Gasparis wittert Korruption. Nicht nur seien Freunde von Staatspräsident Jacob Zuma mit der Planung beauftragt; auch besäßen sie das einzige Uranbergwerk des Landes. “Hier profitiert eine kleine Elite, der das Wohl ihrer Freunde und Familie wichtiger ist als das der Nation.” Sollten die Machthaber in Pretoria mit den Plänen wie gehabt voranpreschen, wollen die Religionsvertreter erneut klagen.
Mittwochmorgens vor dem Parlament; jede Woche bot sich den Kapstädtern in den vergangenen Monaten dasselbe Bild: Muslime, Christen und Juden demonstrieren gemeinsam gegen Atomstrom. “Wichtiger Teil unserer Aufgabe ist die Analyse, wie die einzelnen Religionen Umweltschutz interpretieren”, erläutert Gasparis die Idee hinter SAFCEI. So riefen nicht nur der Koran und die Bibel zu sorgsamem Umgang mit der Natur auf. Auch die Lehren des Buddhismus und des Quäkertums forderten eine “richtige Beziehung” zur Umwelt. “Umweltschutz ist ein grundlegendes Prinzip, eine Art gemeinsame Sprache der Religionen”, so die langjährige Umwelt-Aktivistin. Entsprechend wendet sich SAFCEI an alle Religionen im Vielvölkerstaat Südafrika und unterstützt in Kirchen, Moscheen, Tempeln und Synagogen sogenannte Ökogemeinden.

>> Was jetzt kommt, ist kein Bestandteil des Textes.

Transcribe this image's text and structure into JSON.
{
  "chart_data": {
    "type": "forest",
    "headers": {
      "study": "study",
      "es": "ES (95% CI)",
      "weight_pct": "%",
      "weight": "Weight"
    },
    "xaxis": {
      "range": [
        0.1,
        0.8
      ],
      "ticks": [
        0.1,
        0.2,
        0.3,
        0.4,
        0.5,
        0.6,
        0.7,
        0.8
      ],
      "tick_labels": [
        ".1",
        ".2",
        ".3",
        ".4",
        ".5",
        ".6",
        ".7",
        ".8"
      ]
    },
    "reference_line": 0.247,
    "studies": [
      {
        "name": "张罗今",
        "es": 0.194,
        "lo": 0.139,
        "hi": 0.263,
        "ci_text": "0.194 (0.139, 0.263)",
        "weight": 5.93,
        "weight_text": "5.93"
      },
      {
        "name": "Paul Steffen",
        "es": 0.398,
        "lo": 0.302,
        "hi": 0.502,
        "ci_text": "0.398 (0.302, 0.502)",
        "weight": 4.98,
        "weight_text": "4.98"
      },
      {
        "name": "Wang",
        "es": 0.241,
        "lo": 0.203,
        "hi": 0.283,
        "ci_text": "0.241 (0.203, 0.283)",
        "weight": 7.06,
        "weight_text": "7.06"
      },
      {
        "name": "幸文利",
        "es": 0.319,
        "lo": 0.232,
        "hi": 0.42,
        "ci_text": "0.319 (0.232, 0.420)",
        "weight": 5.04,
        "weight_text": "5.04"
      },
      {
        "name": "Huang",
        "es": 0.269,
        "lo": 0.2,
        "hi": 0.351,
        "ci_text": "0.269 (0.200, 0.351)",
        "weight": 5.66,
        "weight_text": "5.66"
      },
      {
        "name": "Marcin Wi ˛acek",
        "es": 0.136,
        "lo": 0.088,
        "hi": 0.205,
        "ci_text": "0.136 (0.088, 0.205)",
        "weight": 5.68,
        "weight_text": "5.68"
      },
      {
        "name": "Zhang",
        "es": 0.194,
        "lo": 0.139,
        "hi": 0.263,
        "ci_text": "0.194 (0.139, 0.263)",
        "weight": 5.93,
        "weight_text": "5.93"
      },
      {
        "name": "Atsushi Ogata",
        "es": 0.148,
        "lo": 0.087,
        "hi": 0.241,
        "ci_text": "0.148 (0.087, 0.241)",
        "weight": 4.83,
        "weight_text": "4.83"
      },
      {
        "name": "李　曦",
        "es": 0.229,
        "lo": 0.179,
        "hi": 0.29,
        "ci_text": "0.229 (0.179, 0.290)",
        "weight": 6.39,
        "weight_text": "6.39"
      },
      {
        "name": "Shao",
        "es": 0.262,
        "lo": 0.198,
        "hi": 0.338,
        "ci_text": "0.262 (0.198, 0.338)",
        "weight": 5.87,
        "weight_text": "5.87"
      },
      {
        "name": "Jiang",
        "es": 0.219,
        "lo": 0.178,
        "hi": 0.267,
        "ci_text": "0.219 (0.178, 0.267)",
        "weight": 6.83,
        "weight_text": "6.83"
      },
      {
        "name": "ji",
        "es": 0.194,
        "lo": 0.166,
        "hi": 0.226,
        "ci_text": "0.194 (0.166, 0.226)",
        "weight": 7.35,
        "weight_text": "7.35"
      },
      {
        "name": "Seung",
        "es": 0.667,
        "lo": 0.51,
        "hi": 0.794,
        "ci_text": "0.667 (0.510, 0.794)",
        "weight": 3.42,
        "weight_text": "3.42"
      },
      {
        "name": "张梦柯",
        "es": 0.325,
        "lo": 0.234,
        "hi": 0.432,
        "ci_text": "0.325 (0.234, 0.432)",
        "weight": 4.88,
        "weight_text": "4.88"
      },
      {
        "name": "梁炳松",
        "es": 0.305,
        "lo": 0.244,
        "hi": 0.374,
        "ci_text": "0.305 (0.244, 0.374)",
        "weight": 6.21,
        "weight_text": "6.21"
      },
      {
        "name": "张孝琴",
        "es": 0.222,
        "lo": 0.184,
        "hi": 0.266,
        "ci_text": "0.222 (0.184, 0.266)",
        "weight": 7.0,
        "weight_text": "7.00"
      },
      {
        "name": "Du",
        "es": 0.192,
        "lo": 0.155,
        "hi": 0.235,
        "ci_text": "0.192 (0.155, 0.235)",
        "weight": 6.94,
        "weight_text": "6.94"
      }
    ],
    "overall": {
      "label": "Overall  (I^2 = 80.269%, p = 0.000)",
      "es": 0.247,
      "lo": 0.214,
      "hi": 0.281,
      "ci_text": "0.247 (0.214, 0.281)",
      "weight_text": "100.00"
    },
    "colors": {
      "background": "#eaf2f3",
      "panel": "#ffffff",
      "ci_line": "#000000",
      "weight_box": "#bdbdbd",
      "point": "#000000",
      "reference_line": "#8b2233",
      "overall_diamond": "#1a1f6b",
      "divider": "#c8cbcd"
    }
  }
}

Das sind Gläubige, die einen Schwur für ein nachhaltigeres Leben abgelegt haben: Müll trennen, Ressourcen schonen, Gemeinschaftsgärten. Bis in Südafrikas Armenviertel reicht der Umweltschutzgedanke. “Wir arbeiten mit einigen afrikanisch-christlichen Kirchen in Khayelitsha zusammen, dem zweitgrößten Township des Landes. Natürlich haben Kirchen in Armenregionen andere Prioritäten als solche mit mehr Mitteln. Ihnen geht es vor allem um Ernährungs- und Wassersicherheit.” Wasser – ein weiteres Thema für SAFCEI. Vor allem, da Südafrikas Westen derzeit die stärkste Dürre seit 113 Jahren durchlebt.
Bis August sollen die Reserven für Kapstadts Wasserversorgung noch ausreichen. Was danach kommt, weiß niemand. Gasparis übt leise Kritik an der Stadtverwaltung, die zu lange nur zusah. “Wir hoffen aufrichtig, dass die Regierung die aktuelle Krise als Anlass nimmt, ihre Wasserplanung neu zu überdenken.” Lob hat die südafrikanische Naturschützerin für Papst Franziskus, einen “herausragenden Umweltbotschafter”.
Während der Klimawandel nicht mehr zu leugnen sei, fühlten sich Menschen weltweit von der wissenschaftlichen Erklärung überfordert oder empfänden Misstrauen. “Der Papst besitzt die Fähigkeit, Wissenschaft und Glaube zu vereinen, um einen Weg nach vorn aufzuzeigen. Genau das brauchen wir jetzt.”